With $4 gas, what do you get for mileage??????

My '68 GTX (440, auto, 3.23) was my daily driver during the first "gas crisis" of 1973-74. The guy I bought it from ordered it with the 3.23 because he was stationed at Ft. Riley, KS and was driving back to LI to visit whenever he could.

I was driving it back and forth from school in Daytona Beach to LI for summer breaks. I wanted to cruise at 60mph to monitor my progress on I-95.

I was using a Holley 750 (small primaries, large secondaries). I put a stiffer spring in the vacuum secondary can to open them at around 65mph. I put a set of 15 inch G-70 Goodyears on the rear. The car was loaded with my earthly possessions, books, wheels and tires, etc. and I was getting 20-22 mpg on I-95.

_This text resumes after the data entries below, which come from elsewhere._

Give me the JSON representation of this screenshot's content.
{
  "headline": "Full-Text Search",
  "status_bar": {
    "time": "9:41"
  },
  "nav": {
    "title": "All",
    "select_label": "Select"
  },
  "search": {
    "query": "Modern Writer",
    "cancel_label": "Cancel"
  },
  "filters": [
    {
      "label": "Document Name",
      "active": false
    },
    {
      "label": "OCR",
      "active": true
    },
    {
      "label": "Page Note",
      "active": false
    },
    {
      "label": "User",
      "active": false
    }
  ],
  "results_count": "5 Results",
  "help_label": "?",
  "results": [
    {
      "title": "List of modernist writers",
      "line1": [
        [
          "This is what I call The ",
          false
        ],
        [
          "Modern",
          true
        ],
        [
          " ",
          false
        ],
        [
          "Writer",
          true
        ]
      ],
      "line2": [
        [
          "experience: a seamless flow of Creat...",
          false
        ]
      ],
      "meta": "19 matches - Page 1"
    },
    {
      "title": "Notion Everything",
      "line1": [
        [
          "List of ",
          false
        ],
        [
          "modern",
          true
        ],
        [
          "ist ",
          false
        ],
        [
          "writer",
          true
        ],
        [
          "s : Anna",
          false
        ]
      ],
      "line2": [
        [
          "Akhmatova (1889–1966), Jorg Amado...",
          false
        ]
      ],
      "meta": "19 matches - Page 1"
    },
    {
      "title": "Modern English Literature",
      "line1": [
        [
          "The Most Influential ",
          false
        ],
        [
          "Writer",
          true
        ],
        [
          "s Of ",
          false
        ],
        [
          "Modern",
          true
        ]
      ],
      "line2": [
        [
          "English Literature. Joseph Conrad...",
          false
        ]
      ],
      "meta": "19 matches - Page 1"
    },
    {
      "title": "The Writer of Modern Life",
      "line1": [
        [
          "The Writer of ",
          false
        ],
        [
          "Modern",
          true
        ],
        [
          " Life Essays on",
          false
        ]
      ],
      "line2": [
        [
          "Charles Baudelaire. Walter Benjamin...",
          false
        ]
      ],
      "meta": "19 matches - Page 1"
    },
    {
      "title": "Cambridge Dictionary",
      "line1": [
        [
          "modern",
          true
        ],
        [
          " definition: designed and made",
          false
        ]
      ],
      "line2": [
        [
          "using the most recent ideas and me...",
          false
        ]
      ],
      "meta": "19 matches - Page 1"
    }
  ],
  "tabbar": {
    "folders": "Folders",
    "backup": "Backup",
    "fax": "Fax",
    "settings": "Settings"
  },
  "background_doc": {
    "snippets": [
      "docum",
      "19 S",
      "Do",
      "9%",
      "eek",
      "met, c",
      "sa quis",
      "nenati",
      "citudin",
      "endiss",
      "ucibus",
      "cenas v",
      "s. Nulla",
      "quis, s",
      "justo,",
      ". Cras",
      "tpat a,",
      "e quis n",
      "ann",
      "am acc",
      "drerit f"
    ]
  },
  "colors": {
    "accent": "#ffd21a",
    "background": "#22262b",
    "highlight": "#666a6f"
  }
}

As an aside, I remember that my brother ('70 Superbird) and my father would take their cars to a local gas station in freezing rain, sleet, or snow before the sun came up, wait in line with the engines shut off, to buy $2 worth of gas. Ironically, in Daytona Beach at that time, we had plenty of gas. Some of the local stations just closed at 5 or 6 p.m. instead of 10-midnight. Interstate stations were always open. My father, an airline pilot, remembers seeing oil tankers anchored low in the water around Delaware Bay. We could never understand that. It was a few years ago that I found that the "shortages" were really caused by the good ol' U.S. government. Nixon put wage and price controls on the economy. The oil companies purchased oil from OPEC at the high-cost prevailing rate, but would have to sell it at a loss in the US because of the price controls, so they warehoused it in tankers or re-sold it overseas. To further compound the problem, the government devised an intricate, impossibly complicated gas allocation scheme. Any place that had a remote possibility of mass transit (such as LI) had reduced allocation. Places like Florida, whose economy survived on tourism, were allocated much higher amounts of gas.